News of Riverton, Lander and Fremont County, Wyoming, from the Ranger's award winning journalists.
Lists and rankings
Mar 2, 2012 - By Steven R. Peck
Unwanted conclusions are being drawn about, and critical attention directed at, Fremont County again because of outside analysis that has been used to generate a list of rankings.
In this case, the list concerns the well-being of children in Fremont County, the data having been compiled by the Wyoming Kids Count organization.
Kids Count analyzed statistics from numerous sources dealing with nutrition, child care, sanitation, doctor visits, vaccinations, household conditions and others for 15 of Wyoming's 23 counties. Fremont County ranked last.
Lists have pros and cons. Unquestionably, they are good at getting attention. People are drawn to a list that ranks just about anything, whether its child well-being, yogurt flavors, or, as David Letterman did Thursday night, the top 10 most-similar names of arthropods and male names in the Romney family ("Mitt" and "Mite," for example).
The Kids Count rankings are far from a comedy routine. This is serious business, and we have no one to blame but ourselves if we are not ranked higher.
But rankings based on statistics have their drawbacks too. The fact is that any ranking of 15 counties will place one at the rear of the list, even if the statistical differences between, say, eighth place and 15th place are minimal. That is the nature of statistical analysis. When even tiny differences are expressed in the form of a ranked list, someone has to be last.

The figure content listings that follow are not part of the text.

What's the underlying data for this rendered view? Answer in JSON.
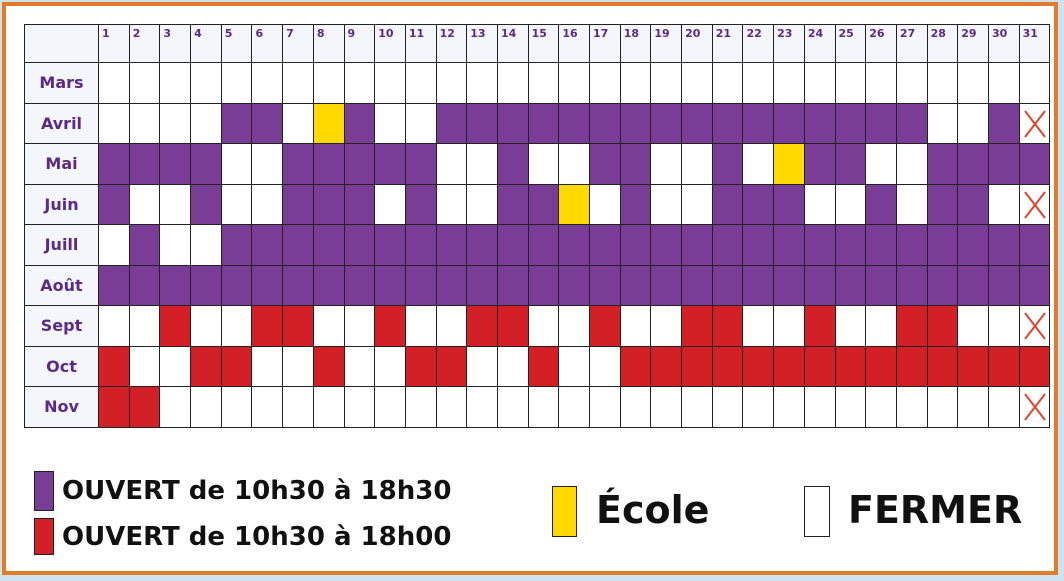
{
  "colors": {
    "purple": "#7a3d96",
    "red": "#d31f26",
    "yellow": "#ffd900",
    "white": "#ffffff",
    "border": "#e07b2c"
  },
  "days": [
    "1",
    "2",
    "3",
    "4",
    "5",
    "6",
    "7",
    "8",
    "9",
    "10",
    "11",
    "12",
    "13",
    "14",
    "15",
    "16",
    "17",
    "18",
    "19",
    "20",
    "21",
    "22",
    "23",
    "24",
    "25",
    "26",
    "27",
    "28",
    "29",
    "30",
    "31"
  ],
  "months": [
    {
      "name": "Mars",
      "cells": "WWWWWWWWWWWWWWWWWWWWWWWWWWWWWWW"
    },
    {
      "name": "Avril",
      "cells": "WWWWPPWYPWWPPPPPPPPPPPPPPPPWWPX"
    },
    {
      "name": "Mai",
      "cells": "PPPPWWPPPPPWWPWWPPWWPWYPPWWPPPP"
    },
    {
      "name": "Juin",
      "cells": "PWWPWWPPPWPWWPPYWPWWPPPWWPWPPWX"
    },
    {
      "name": "Juill",
      "cells": "WPWWPPPPPPPPPPPPPPPPPPPPPPPPPPP"
    },
    {
      "name": "Août",
      "cells": "PPPPPPPPPPPPPPPPPPPPPPPPPPPPPPP"
    },
    {
      "name": "Sept",
      "cells": "WWRWWRRWWRWWRRWWRWWRRWWRWWRRWWX"
    },
    {
      "name": "Oct",
      "cells": "RWWRRWWRWWRRWWRWWRRRRRRRRRRRRRR"
    },
    {
      "name": "Nov",
      "cells": "RRWWWWWWWWWWWWWWWWWWWWWWWWWWWWX"
    }
  ],
  "legend": {
    "purple_label": "OUVERT de 10h30 à 18h30",
    "red_label": "OUVERT de 10h30 à 18h00",
    "yellow_label": "École",
    "white_label": "FERMER"
  }
}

But a reverse of a certain type also is true. These are not just numbers and charts. These are our children. No matter where we might rank on a list, the fact is that every case of a child not being well fed, well housed, kept warm, kept healthy, kept secure, kept safe or kept well treated is a blight on the family, the household and the community in which it happens.
Whether you are the No. 1 county on the Kids Count list or, in Fremont County's case, 15th, the point is not to worry about the rankings.
Obsessing about a ranking is a dangerously convenient way to avoid real issue, which is not where one ranks on the list but, rather, the reason that the list is being kept at all.